Not: Bahsetmiştim bir ara arkadaşımız olan çiftin erkek olanı eşini aldatıp boşanmış, yeni eşi ile gelmişti evimize. Ramazanda iftara çağırmışlar bir gece, bir bahaneyle reddettim.Acımasız mı davranıyorum, yoksa giderek eski eşi olan arkadaşımıza mı haksızlık yapmış olurdum hala bilmiyorum. Ben affedemiyorsam adamı, eski eşi olan arkadaşımız ne hissediyordur diye düşünüyorum bazen. Sonra, geçenlerde bana üniversite zamanında neredeyse annelik yapan eski bir aile dostumuzun evlenip, çocuk sahibi olduğunu öğrenip şaşırdım. Sanki şu hayatta sadece bana annelik yapacakmış gibi. O da benim bir oğlumun olduğunu duyunca şaşırdı. İstanbul'a taşınmış, çok sevindim görüşebileceğimiz için. Bu arada anne demişken, çok sevdiğim bir arkadaşımın anne olacağı haberini aldım, sizlere söylememek için zor duruyorum, dayanmalıyım !!!Evet, bu kitabı okumaya başlayacak tanıdığınız biri var buralarda.:)
Ve kitaplardan bahsetmişken bu da benim önerim. İçinde aile ilişkilerinede değindiği için konusu gelmişken bahsedeyim istedim. Eski bir İstanbul hanımefendisinin Cihangir'e uzanan öyküsü, yalın anlatımı ile oldukça keyifli.Bir arkadaşım hiç beğenmediğini söyledi, ben ise bir solukta okuyup bitirdim, sonunda ise her nedense ağladım. Sonbahar depresyonu mu ne, pek duygusallaştım bu günlerde.
Ve son olarak kim demiş Aslı mutfakta beceriksizdir diye. Ben dedim değil mi? Eee oğluş anneleri toplantısına giderken alelacele yaptığım ve herkesce pek lezzetli bulunan kek öyle söylemiyordu ama !?! :)

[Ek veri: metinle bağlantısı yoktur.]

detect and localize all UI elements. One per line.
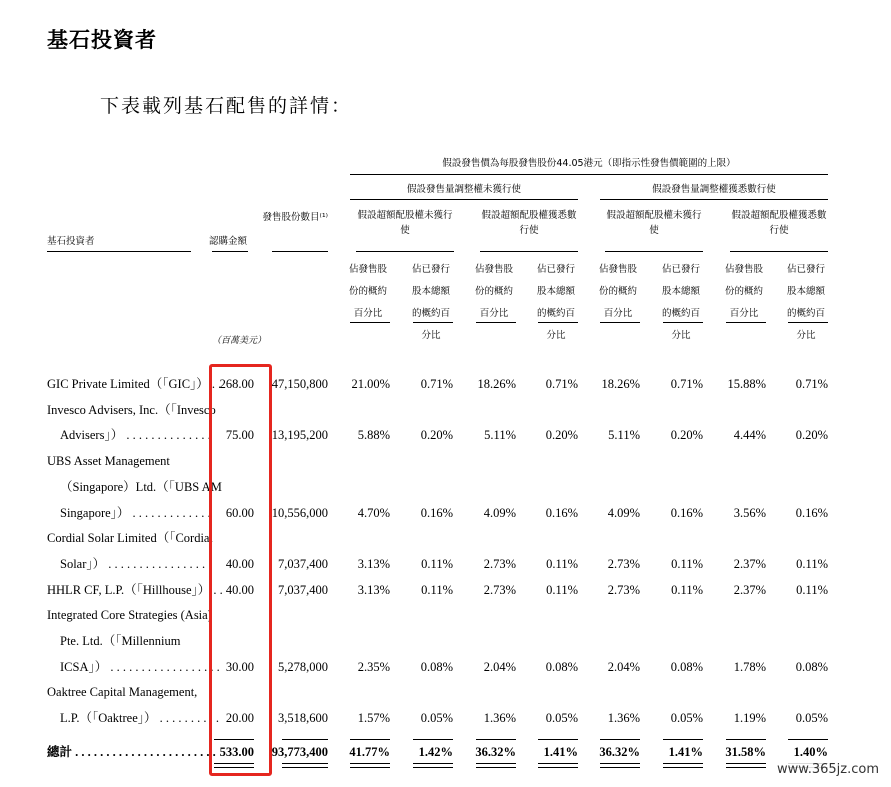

Çok mühim son dakika notu:Bu yazıyı dün gece yazmıştım, ne yazık ki bunu eklemem gerekti. Affı ile anılan eşine , vakti zamanında Avrupa birliğine kolayca girişimizi elinin tersi ile ittiği için kendisine bu sebeplerle şaşkın ve zaman zaman kızgın olsam da Türk siyasetinin en temiz insanlarından biri dün gece aramızdan ayrıldı.Başa gelenlerin ceplerini dolsurduğu dönemlerde, o inancı, hedefi, ve halkı için gün geldi cebini boşalttı. Topraklarımızı satanlar başa gelsin diye Kıbrıs harekatını başlatmadı. Ülkesi için tevazu ile elinden geldiğince çalıştı. Ama gel gör ki son ana kadar çalışan bu koca çınar da devrildi.Hepimizin başı sağ olsun. Onu sadece tarih kitaplarında yer aldığı siyasi kişiliği ile değil, yıllar sonra hala aşkla eşine bakıp şiir yazabilen bir adam olarak da hatırlayacağım. Nur içinde yatsın.